I've been using spray mount adhesive until now, but its not very good, plus its really messy. I have read posts on here that people use watered down PVA glue applied to the platen with a squeegee. I tried this last week but it wasn't tacky enough. 

So what mix/recipie/ratio is everyone using?

I've got formaldehyde coated MDF platens. 

Thanks.


----------



## Alan Buffington (Oct 27, 2010)

In the past I have used water base table adhesive mixed down with 50% water. Use a plastic coke bottle with a cap with a hole in it. Squirt a real small amount onto pallet and spread with a dauber. Twist up a reject shirt, bind with tape until you have a flat 3-4" dauber and use this to spread the adhesive. You will lower adhesive costs considerably, eliminate fuzzy presses, ceilings and arms, and save your lungs. Works on tees better than fleece, fleece may still need the dreaded mist spray.


----------



## 13Graphics (Jul 20, 2009)

Buy some water based pallet adhesive. Then buy a 4" foam paint roller, and handle. Total investment will be around $40, and will last a good long while. 

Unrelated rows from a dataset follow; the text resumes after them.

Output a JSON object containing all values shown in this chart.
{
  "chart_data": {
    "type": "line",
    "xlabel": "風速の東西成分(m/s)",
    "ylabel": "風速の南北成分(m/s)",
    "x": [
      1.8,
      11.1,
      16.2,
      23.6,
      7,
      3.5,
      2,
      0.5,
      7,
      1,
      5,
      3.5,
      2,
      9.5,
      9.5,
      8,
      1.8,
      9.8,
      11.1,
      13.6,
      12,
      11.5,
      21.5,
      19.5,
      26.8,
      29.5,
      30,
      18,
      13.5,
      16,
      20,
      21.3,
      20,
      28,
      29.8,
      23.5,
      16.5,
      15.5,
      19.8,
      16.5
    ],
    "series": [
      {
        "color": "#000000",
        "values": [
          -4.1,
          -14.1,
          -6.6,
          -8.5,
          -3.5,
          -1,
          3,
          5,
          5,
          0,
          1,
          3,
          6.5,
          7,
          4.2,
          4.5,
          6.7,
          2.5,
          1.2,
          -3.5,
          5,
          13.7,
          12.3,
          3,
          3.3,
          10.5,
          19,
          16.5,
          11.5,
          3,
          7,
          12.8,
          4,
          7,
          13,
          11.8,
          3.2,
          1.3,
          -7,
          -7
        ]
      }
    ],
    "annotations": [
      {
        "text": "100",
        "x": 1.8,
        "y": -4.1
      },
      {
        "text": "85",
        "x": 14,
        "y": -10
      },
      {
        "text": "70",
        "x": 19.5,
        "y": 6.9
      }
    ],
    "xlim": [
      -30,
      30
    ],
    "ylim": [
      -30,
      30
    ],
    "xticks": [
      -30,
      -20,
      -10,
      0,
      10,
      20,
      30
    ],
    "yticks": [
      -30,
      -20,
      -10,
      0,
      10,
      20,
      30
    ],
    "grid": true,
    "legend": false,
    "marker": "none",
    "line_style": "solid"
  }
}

I pour about a nickel sized drop of adhesive, and spread it over the area I need (or the whole platten if needed. then put the flash dryer over it for about 30 seconds. I've been using the same roller for about a year. It's sticky as hell, but still works great. If anything it spreads it to the perfect thickness now.

If it's losing it's tack I spray some water, hit it with a scrub brush real quick, and flash it again. Takes about a minute. 

I would say that on my press I use about an once per 500 shirts, if that.


----------



## BroJames (Jul 8, 2008)

I use table adhesives sold by screen printing shops here. Mix it with about 30-50% water and use a 3" metal stripper to spread it across the platen. Others claimed to use it as is but I find it too sticky/tacky so I add water.

The table adhesive looks. smells, and feels like elmer's white glue. I am not saying it is but probably a variant or has some additives.


----------



## DaveG (Aug 3, 2009)

fox said:


> ... what mix/recipie/ratio is everyone using?


 
From a couple of weeks ago:

http://www.t-shirtforums.com/screen-printing/t138250.html



DaveG


----------



## Alan Buffington (Oct 27, 2010)

less is more. You can add up to 50% water and still get good tack. If you put it on at 100% it is almost too tacky. As mentioned earlier you can re-tack by rubbing with a wet rag soaked in water. Automatics benefit from a thinned down adhesive as the adhesive is thinner and dries quick on warm pallets. Our ink jockey oftened performed the application during production to avoid stopping the press.


----------



## BroJames (Jul 8, 2008)

In the course if printing, if the platen needs more adhesive, I often use a spray adhesive. Used the wet rag method a few times but I guess I still have to get used to it. Usually forgot about it until after the spray.


----------